The Holy Name and Other Names and Titles

By man’s tradition, there has been a flood of misrepresentations concerning the holy name, and due to the tradition, it is understandable that many continue to repeat those traditions. In relation to our topic, many often speak of God’s “Holy Names” (plural), and many sites make a list of “names” alleged to be different ‘names’ of God.

Nevertheless, in the scriptures, there is only one Holy NameĀ  (aka, sacred name, divine name) that the God of Abraham, Isaac and Jacob called himself. The scriptures never speak of holy “names” (plural). In English that name is usually rendered as “Yahweh” or “Jehovah”.

Many often speak of Adonai or Elohim as being “other” names of God. As far as we have been able to determine, EL, ELOHIM, EL SHADDAI and ADONAI are never referred to in the Bible as “names” of the God of Abraham, Isaac and Jacob, although some translations may add the word “name” to some scriptures in reference to these titles. The KJV, for instance, adds the words “the name of” before “God Almighty” in Exodus 6:3, although the Hebrew does not have any word for “name” as related to “God Almighty”

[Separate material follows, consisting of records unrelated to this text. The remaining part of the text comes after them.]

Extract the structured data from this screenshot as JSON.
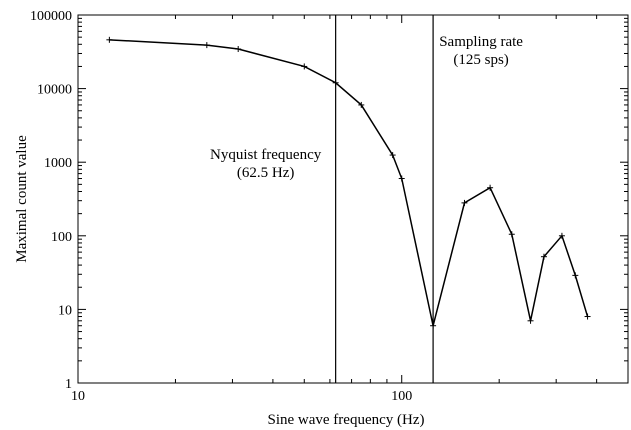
{
  "chart_data": {
    "type": "line",
    "xlabel": "Sine wave frequency (Hz)",
    "ylabel": "Maximal count value",
    "xscale": "log",
    "yscale": "log",
    "xlim": [
      10,
      500
    ],
    "ylim": [
      1,
      100000
    ],
    "x_ticks": [
      {
        "value": 10,
        "label": "10"
      },
      {
        "value": 100,
        "label": "100"
      }
    ],
    "y_ticks": [
      {
        "value": 1,
        "label": "1"
      },
      {
        "value": 10,
        "label": "10"
      },
      {
        "value": 100,
        "label": "100"
      },
      {
        "value": 1000,
        "label": "1000"
      },
      {
        "value": 10000,
        "label": "10000"
      },
      {
        "value": 100000,
        "label": "100000"
      }
    ],
    "grid": false,
    "series": [
      {
        "x": [
          12.5,
          25,
          31.25,
          50,
          62.5,
          75,
          93.75,
          100,
          125,
          156.25,
          187.5,
          218.75,
          250,
          275,
          312.5,
          343.75,
          375
        ],
        "y": [
          46000,
          39000,
          34500,
          20000,
          12000,
          6000,
          1250,
          600,
          6,
          280,
          450,
          105,
          7,
          52,
          100,
          29,
          8
        ]
      }
    ],
    "vlines": [
      {
        "x": 62.5,
        "label_lines": [
          "Nyquist frequency",
          "(62.5 Hz)"
        ]
      },
      {
        "x": 125,
        "label_lines": [
          "Sampling rate",
          "(125 sps)"
        ]
      }
    ]
  },
  "colors": {
    "line": "#000000",
    "axis": "#000000",
    "background": "#ffffff"
  }
}
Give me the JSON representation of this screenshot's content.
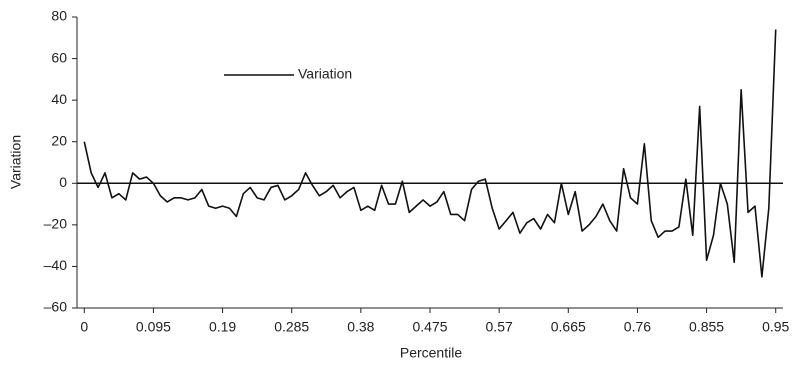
{
  "chart_data": {
    "type": "line",
    "xlabel": "Percentile",
    "ylabel": "Variation",
    "x": [
      0,
      0.0095,
      0.019,
      0.0285,
      0.038,
      0.0475,
      0.057,
      0.0665,
      0.076,
      0.0855,
      0.095,
      0.1045,
      0.114,
      0.1235,
      0.133,
      0.1425,
      0.152,
      0.1615,
      0.171,
      0.1805,
      0.19,
      0.1995,
      0.209,
      0.2185,
      0.228,
      0.2375,
      0.247,
      0.2565,
      0.266,
      0.2755,
      0.285,
      0.2945,
      0.304,
      0.3135,
      0.323,
      0.3325,
      0.342,
      0.3515,
      0.361,
      0.3705,
      0.38,
      0.3895,
      0.399,
      0.4085,
      0.418,
      0.4275,
      0.437,
      0.4465,
      0.456,
      0.4655,
      0.475,
      0.4845,
      0.494,
      0.5035,
      0.513,
      0.5225,
      0.532,
      0.5415,
      0.551,
      0.5605,
      0.57,
      0.5795,
      0.589,
      0.5985,
      0.608,
      0.6175,
      0.627,
      0.6365,
      0.646,
      0.6555,
      0.665,
      0.6745,
      0.684,
      0.6935,
      0.703,
      0.7125,
      0.722,
      0.7315,
      0.741,
      0.7505,
      0.76,
      0.7695,
      0.779,
      0.7885,
      0.798,
      0.8075,
      0.817,
      0.8265,
      0.836,
      0.8455,
      0.855,
      0.8645,
      0.874,
      0.8835,
      0.893,
      0.9025,
      0.912,
      0.9215,
      0.931,
      0.9405,
      0.95
    ],
    "series": [
      {
        "name": "Variation",
        "color": "#111111",
        "values": [
          20,
          5,
          -2,
          5,
          -7,
          -5,
          -8,
          5,
          2,
          3,
          0,
          -6,
          -9,
          -7,
          -7,
          -8,
          -7,
          -3,
          -11,
          -12,
          -11,
          -12,
          -16,
          -5,
          -2,
          -7,
          -8,
          -2,
          -1,
          -8,
          -6,
          -3,
          5,
          -1,
          -6,
          -4,
          -1,
          -7,
          -4,
          -2,
          -13,
          -11,
          -13,
          -1,
          -10,
          -10,
          1,
          -14,
          -11,
          -8,
          -11,
          -9,
          -4,
          -15,
          -15,
          -18,
          -3,
          1,
          2,
          -12,
          -22,
          -18,
          -14,
          -24,
          -19,
          -17,
          -22,
          -15,
          -19,
          0,
          -15,
          -4,
          -23,
          -20,
          -16,
          -10,
          -18,
          -23,
          7,
          -7,
          -10,
          19,
          -18,
          -26,
          -23,
          -23,
          -21,
          2,
          -25,
          37,
          -37,
          -25,
          0,
          -10,
          -38,
          45,
          -14,
          -11,
          -45,
          -12,
          74
        ]
      }
    ],
    "xlim": [
      -0.01,
      0.96
    ],
    "ylim": [
      -60,
      80
    ],
    "xticks": [
      0,
      0.095,
      0.19,
      0.285,
      0.38,
      0.475,
      0.57,
      0.665,
      0.76,
      0.855,
      0.95
    ],
    "yticks": [
      {
        "value": -60,
        "label": "–60"
      },
      {
        "value": -40,
        "label": "–40"
      },
      {
        "value": -20,
        "label": "–20"
      },
      0,
      20,
      40,
      60,
      80
    ],
    "legend": "upper left"
  }
}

The plurality of ELOHIM is “gods”. The word elohim in its plurality does not designate one God, nor does it designate “persons” in one God, as many have claimed. In Hebrew (as well as some other languages), the Hebrew form of some words is used in what many call the “plural intensive”. This means that the plural form is used in a singular setting, and thus the word is used as though it were singular, but is given an intensified meaning. ELOHIM, when used in singular settings, takes on an intensified meaning such as what we might call the superior or superlative degrees. In the case of Yahweh, it is of course, the superlative. In the case of others, such as Moses (Exodus 7:1), is superior. (Moses was certainly not made a plurality of persons to Pharaoh.) When ELOHIM is rendered into the New Testament Greek, the singular KURIOS is usually used, except where ELOHIM is actually being used in the plural. For the singular compare Psalm 45:6,7 with Hebrews 1:8,9; for the plural compare with Psalm 82:6 with John 10:34.

Yehovah-Yireh (AKA, Jehovah-Jireh, Yahweh-Yireh, Yahweh-Jireh, etc.), although it contains the holy name, is in reality the name that Abraham gave to the place where God had provided the ram to sacrifice. (Genesis 22:14) That name, therefore, is not a “name” of the God of Abraham, Isaac and Jacob, although man’s tradition has repeated it as a name of the Most High so often that many do not bother to check it out. Additionally, due to the tradition of changing the holy name to “the Lord,” the meaning of this name has become falsely stated as “The Lord provides”, or, “the Lord will provide.” The name actually means “Yahweh will provide”, not “the Lord will provide”. “The Lord will provide” would take a form of Adon, not a a form of Jehovah (Yahweh). The holy name of the God of Abraham, Isaac and Jacob does not mean “the Lord”, although many, including many scholars, wish to change the holy name to “the Lord”, “God”, Adonai, Ha-Shem, etc. The God of Abraham, Isaac and Jacob never authorized anyone to change His holy name to any form of “the Lord”, Kurios, Adon, etc.